9. Production Applications with Vertex AI Agents
While demonstration code is important for proof-of-concept, the whitepaper then underscores the additional complexities of going to production. These complexities include:
- Handling user interfaces
- Evaluating agent performance
- Debugging errors
- Managing continuous updates or expansions of tool sets
Vertex AI simplifies many of these tasks by providing a managed environment. Through Vertex, a developer can define:
- High-level goals and tasks: The user might say, “I want an agent that can handle travel booking, plus summarizing user documents, plus emailing results.”
- Appropriate sub-agents: Possibly one sub-agent for flight booking, one for hotel booking, one for summarizing user data, etc.
- Tools: You can incorporate Vertex Extensions or custom functions.
- Memory and Example Stores: Vertex has a built-in system for storing examples, retrieval-based context, or logs of prior interactions.
Moreover, the platform provides mechanisms for:
- Testing and evaluation: You can measure how well the agent performs on a set of test queries, see which tools it chooses, and track success or error states.
- Debugging: If the agent is calling the wrong extension repeatedly, you can add clarifying examples or refine the extension definitions.
- Continuous improvement: Over time, you might gather logs of user interactions, identify repeated user requests, and incorporate that data into a targeted fine-tuning step.
Sample End-to-End Architecture
A figure (Figure 15 in the paper) illustrates an end-to-end agent architecture on Vertex AI:
- User Query: The user’s message arrives.
- Data Retrieval / Memory: The system might do a vector search for relevant context.
- Agent Orchestration: The agent determines the best plan: “Check the user’s profile from this extension,” or “Confirm flight details from that extension,” or “Propose a function call.”

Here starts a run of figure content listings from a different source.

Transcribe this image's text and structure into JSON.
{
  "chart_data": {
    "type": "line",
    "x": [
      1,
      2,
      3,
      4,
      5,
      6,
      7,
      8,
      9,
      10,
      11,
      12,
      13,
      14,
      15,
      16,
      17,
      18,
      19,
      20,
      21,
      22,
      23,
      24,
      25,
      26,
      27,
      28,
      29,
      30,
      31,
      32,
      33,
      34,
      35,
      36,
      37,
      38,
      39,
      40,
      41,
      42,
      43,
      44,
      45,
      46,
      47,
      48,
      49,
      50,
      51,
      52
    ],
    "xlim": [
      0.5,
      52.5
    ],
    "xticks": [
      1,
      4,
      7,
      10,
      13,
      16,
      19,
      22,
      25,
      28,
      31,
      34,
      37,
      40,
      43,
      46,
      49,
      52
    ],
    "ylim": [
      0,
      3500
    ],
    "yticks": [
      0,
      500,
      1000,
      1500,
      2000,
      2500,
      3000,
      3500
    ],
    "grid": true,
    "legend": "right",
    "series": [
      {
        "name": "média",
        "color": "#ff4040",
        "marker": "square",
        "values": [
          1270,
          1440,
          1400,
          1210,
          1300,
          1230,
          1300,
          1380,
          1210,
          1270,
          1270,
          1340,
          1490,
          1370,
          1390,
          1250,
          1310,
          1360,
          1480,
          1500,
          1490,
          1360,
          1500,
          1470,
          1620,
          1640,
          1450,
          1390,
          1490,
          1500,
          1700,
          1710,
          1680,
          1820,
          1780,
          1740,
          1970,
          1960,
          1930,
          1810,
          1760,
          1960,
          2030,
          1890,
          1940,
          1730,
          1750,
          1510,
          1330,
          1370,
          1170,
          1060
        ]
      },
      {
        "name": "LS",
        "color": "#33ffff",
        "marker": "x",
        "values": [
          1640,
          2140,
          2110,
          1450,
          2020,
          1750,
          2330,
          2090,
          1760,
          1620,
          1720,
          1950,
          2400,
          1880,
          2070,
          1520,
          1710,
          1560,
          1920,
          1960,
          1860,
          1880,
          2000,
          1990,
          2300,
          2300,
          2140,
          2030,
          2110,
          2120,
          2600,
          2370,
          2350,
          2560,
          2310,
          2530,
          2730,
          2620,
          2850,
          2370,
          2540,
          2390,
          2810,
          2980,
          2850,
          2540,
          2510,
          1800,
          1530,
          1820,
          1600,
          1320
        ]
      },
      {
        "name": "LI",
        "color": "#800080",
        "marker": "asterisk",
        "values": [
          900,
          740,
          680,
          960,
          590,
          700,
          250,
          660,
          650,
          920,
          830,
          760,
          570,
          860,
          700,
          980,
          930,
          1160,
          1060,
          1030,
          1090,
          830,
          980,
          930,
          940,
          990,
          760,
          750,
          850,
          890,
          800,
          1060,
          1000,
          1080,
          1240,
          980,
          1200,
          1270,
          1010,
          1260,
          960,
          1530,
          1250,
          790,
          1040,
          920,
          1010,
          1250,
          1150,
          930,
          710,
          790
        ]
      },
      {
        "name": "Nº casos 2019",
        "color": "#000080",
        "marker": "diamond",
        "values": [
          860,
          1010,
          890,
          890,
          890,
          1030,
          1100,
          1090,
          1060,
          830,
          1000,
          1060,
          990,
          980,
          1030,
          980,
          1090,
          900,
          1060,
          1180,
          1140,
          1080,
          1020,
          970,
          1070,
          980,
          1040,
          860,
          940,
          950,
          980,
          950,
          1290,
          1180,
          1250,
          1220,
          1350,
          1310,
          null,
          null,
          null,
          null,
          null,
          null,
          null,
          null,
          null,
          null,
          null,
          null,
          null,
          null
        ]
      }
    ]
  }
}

- External APIs: The agent uses the chosen tools if needed, obtains real data.
- Response: The agent finalizes an answer, possibly returning it to the user or triggering an action.
Vertex AI can thus be seen as a robust, fully managed environment for turning the whitepaper’s conceptual building blocks—model, orchestration, and tools—into a scalable production pipeline.
10. Final Thoughts and Future Directions
The whitepaper ends with a concise wrap-up:
- Agents as Model Extenders: They emphasize that agents extend the capabilities of LLMs by providing real-time data retrieval and the capacity to take action.
- Central Role of Orchestration: At the heart of every agent is some form of cyclical “orchestration layer”—that is, a reasoning framework that handles decision-making and keeps track of partial results.
- Tools as Keys to the External World: Without external tools, even the largest language model is stuck with its pre-trained knowledge. Tools such as Extensions, Functions, or Data Stores turn a static model into a dynamic participant in real workflows.
- Power of Agent Chaining: They suggest that the future might involve “agent chaining,” a strategy where multiple specialized agents (each a domain expert) collaborate. If one agent is an expert in financial transactions and another in flight booking, a higher-level or “manager” agent might orchestrate calls to these specialists to solve multifaceted tasks.
- Iterative Improvement: Designing and deploying real agents can be an iterative process. You prototype, measure results, identify shortcomings, refine prompts or training data, and repeat. Over time, the agent will become more stable and reliable.
In summary, the paper lays the groundwork for how and why to integrate external resources into the generative model environment. In doing so, it posits that truly autonomous, multi-step, and context-aware AI applications require not just a powerful language model but a structured loop of reasoning and the right set of tools.